Пусть его извинения и поучительны, но мне от этого не легче: я даже свою музыку вынуждена слушать украдкой! Будто я какой воришка, желающий похитить душевное спокойствие своего муженька. Обожаю певицу Дайдо и ее «Белый флаг», хотя, если честно, немного раздражает, что она шесть, а то и семь раз подряд утверждает в песне, что над ее дверью белому флагу не бывать.
– Неужели ей не надоело петь об этом снова и снова? – Джон кричит сквозь дверь, услышав знакомую мелодию в сотый раз за день. – Черт побери! Меня это достало! Если ей так хочется трепать нервы своему любовнику и дальше, это их проблемы, но доставать посторонних своими личными переживаниями – увольте! Как вам вообще это нравится?
А теперь представьте ситуацию, в которой я оказалась: Джон лысеет и звереет; у меня уже мания просто какая-то из-за всех этих белых флагов над дверьми; наше местечко стремительно несется к пропасти – как тут целая банда русских селится прямо напротив нас, в доме с привидениями! По крайней мере, говорят, что они русские. Хотя не вижу причин, почему бы им русскими не быть. И вот это просто доконало Джонни. Более странных существ, чем эти русские, не найти. Дикари. Дикари в квадрате! Какой секте они служат, только Богу известно. Они выбривают брови, а бороду – нет! И морды у них размалеваны, прямо как у индейцев, только безвкусно и неумело. Я слышала, Петр Первый запретил бороды, но теперь в России демократия, и их теперешний Царь, похоже, снова разрешил их отращивать.
Вы даже не осмелитесь вообразить ужас, который мне пришлось пережить, когда моя тележка с продуктами налетела на одного из них в нашем супермаркете. Я забылась на секундочку из-за всех этих переживаний с белым флагом: я как раз искала белой ткани, чтобы сшить флаг и повесить у нас над дверью. А тут этот русский – сидит на корточках и таинственно шевелит губами, читая надписи на товарах.
Я эту полку знаю досконально: сама не раз сидела у нее на корточках, перебирая губами и пытаясь разобраться в ахинее аннотаций. Там выставлены всякие шампуни и бальзамы для мужских волос, от которых, может, иногда и есть толк, но чаще всего – никакого. Во всяком случае, все их обещания остановить облысение моего Джонни – брехня та еще. Самым непонятным было то, что этот безбровый русский ошивался в отделе, где продаются шампуни, бальзамы и кондиционеры для бровей и ресниц. Ну, вы знаете, о чем я: бальзамы для ресниц, секущихся ресниц, длинных ресниц, темных ресниц, светлых ресниц и тому подобное.

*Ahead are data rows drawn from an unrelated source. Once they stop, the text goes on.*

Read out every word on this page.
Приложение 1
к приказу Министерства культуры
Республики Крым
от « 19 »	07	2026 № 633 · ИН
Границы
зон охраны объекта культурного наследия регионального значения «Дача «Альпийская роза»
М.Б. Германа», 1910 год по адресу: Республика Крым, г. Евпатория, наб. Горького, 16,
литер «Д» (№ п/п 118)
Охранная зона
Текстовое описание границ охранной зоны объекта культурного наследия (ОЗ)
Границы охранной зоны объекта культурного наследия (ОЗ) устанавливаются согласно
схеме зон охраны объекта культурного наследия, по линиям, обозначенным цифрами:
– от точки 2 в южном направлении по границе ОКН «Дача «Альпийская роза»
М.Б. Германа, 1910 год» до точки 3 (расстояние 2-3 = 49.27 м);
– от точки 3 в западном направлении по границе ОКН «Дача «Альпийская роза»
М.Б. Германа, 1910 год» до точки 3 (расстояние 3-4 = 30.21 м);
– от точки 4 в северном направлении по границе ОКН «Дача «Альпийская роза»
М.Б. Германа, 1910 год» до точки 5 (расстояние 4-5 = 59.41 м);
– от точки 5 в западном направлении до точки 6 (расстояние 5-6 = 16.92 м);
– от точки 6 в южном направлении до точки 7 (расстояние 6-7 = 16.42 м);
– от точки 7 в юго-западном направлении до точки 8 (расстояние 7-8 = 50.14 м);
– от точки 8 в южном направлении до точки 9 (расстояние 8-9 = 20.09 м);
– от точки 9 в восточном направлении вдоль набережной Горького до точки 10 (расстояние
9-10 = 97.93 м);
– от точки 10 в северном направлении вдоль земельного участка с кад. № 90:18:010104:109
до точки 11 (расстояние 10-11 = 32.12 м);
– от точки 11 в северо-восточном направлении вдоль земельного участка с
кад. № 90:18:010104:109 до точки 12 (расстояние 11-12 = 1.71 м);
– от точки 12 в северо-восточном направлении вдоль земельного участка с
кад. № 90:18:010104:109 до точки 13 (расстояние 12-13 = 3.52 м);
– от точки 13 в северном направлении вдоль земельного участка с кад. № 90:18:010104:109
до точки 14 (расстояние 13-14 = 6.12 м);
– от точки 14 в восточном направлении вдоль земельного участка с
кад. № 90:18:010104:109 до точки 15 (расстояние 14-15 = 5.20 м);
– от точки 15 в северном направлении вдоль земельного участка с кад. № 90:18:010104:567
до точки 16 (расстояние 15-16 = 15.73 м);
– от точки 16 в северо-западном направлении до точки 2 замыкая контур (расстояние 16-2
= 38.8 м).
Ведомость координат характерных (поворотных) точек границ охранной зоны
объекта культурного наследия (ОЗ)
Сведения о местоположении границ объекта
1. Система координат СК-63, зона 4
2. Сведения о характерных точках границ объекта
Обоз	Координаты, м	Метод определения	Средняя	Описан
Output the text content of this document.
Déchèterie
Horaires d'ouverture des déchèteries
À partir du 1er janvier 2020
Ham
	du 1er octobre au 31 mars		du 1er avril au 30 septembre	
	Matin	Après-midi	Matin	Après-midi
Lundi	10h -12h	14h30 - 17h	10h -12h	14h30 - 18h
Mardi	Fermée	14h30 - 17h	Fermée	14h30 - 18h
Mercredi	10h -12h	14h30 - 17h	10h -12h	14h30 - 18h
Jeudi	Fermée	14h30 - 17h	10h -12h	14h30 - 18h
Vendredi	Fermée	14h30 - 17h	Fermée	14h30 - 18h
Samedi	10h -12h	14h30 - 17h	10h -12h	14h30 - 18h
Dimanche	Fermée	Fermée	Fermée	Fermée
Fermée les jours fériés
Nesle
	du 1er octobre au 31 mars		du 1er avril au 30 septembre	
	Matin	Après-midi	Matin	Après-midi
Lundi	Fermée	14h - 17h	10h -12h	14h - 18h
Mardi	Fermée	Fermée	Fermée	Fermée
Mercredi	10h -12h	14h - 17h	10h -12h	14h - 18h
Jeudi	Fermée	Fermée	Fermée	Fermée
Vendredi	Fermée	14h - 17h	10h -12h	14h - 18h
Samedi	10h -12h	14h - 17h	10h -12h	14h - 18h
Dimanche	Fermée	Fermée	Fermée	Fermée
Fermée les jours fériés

Моя тележка застонала от удара, а мужчина этот выпрямился и уставился на меня. Я же завизжала. Знаю, знаю: мне следовало просто упасть в обморок, но я завизжала. А теперь представьте мой ужас, когда этот русский тоже принялся визжать! И ведь у меня-то с лицом все было в порядке. Так чего он визжал? Может, у них там традиция такая в России: у нас требуется два человека, чтобы обменяться рукопожатием, а у них – чтобы повизжать.